Why Opera makes me weep

Opera 9.20 is out and it features another great innovation from the Opera developers: Speed Dial.

And yet, in spite of Opera being faster, leaner and slicker than Firefox, I'm still forced to use Firefox as my default browser. Let's explore why:

Broken Tabbed Browsing
Opera fanatics love to point out that Opera was the first mainstream browser to feature tabbed browsing. Unfortunately Opera's tabbed browsing model Just Doesn't Work™. Here's how I use tabbed browsing in Firefox (or IE7 for that matter.)
1. Visit Digg.com
2. Scan through the front page and middle click on the stories I'm interested in to them open them in background tabs.
3. Select the tab for the first story I had opened and read the story.
4. Close the tab by clicking on the little X on the tab.
5. Firefox takes me to the next tab i.e. the next story I had wanted to read. IE7 does the same. Opera unfortunately takes me back to the Digg.com front page i.e. the parent tab. Which is downright stupid.

Sadly there is no real way to fix this. You can install a custom button which does "Close page & Switch to next page", you can change the keyboard shortcut Ctrl-F4 to do the same, you can even set up a mouse gesture to do this. But for some stupid reason you cannot assign this to the little red X on each tab or even to the middle-click on each tab. And I'm so used to browsing this way that change is not possible. In fact, I shouldn't have to change. Programs should change to behave like users expect, users shouldn't have to change their behaviors for programs.

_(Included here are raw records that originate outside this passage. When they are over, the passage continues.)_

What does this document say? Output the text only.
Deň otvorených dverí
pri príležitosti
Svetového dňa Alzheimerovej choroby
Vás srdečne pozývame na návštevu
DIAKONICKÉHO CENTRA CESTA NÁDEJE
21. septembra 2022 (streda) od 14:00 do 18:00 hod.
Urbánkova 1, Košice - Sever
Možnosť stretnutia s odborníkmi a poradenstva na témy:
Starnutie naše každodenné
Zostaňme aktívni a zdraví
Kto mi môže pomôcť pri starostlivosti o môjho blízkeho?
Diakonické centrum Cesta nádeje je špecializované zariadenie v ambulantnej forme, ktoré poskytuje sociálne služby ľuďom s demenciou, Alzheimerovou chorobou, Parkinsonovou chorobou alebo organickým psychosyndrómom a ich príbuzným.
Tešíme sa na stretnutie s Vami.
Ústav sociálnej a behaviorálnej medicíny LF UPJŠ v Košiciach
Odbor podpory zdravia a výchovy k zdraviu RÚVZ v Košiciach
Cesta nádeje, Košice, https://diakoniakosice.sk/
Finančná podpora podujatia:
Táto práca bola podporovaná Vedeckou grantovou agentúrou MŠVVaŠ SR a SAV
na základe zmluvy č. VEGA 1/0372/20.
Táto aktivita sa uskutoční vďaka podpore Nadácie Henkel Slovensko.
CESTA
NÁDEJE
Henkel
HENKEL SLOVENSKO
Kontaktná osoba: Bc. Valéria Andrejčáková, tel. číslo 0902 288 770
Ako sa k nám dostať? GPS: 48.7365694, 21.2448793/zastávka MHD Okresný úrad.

Lack of a "Safari" style RSS reader
The Opera RSS reader uses the each-RSS-item-is-an-email model. I prefer the Safari (or IE7) each-feed-is-a-rendered-page model. Firefox let's me chose either using appropriate extensions. (I have to admit that this isn't that much of a problem since the arrival of web-based RSS readers like PageFlakes and NetVibes.)

Lack of an easy way to emulate IE/Firefox keyboard shortcuts
"Ctrl +" for zooming in, "Ctrl -" for zooming out, "Ctrl 0" for zooming 100%, "Ctrl Enter" for "www. .com" completion, "Shift Enter" for "www. .net" completion, "Ctrl Shift Enter" for "www. .org" completion, entering search terms in the URL bar for an I'm Feeling Lucky search. This is stuff I'm used to. I'm aware that I can customize Opera to do all this, but perhaps there should be a simple one-click way of doing this. Again, programs should change to behave like users expect, users shouldn't have to change their behaviors for programs.

That's all the rants I have for Opera. This a huge improvement over my earlier list, and I can see that Opera is now a lot closer to being the perfect browser. All Firefox will have to do to be the perfect browser is to be as fast and as memory efficient as Opera. Tough order.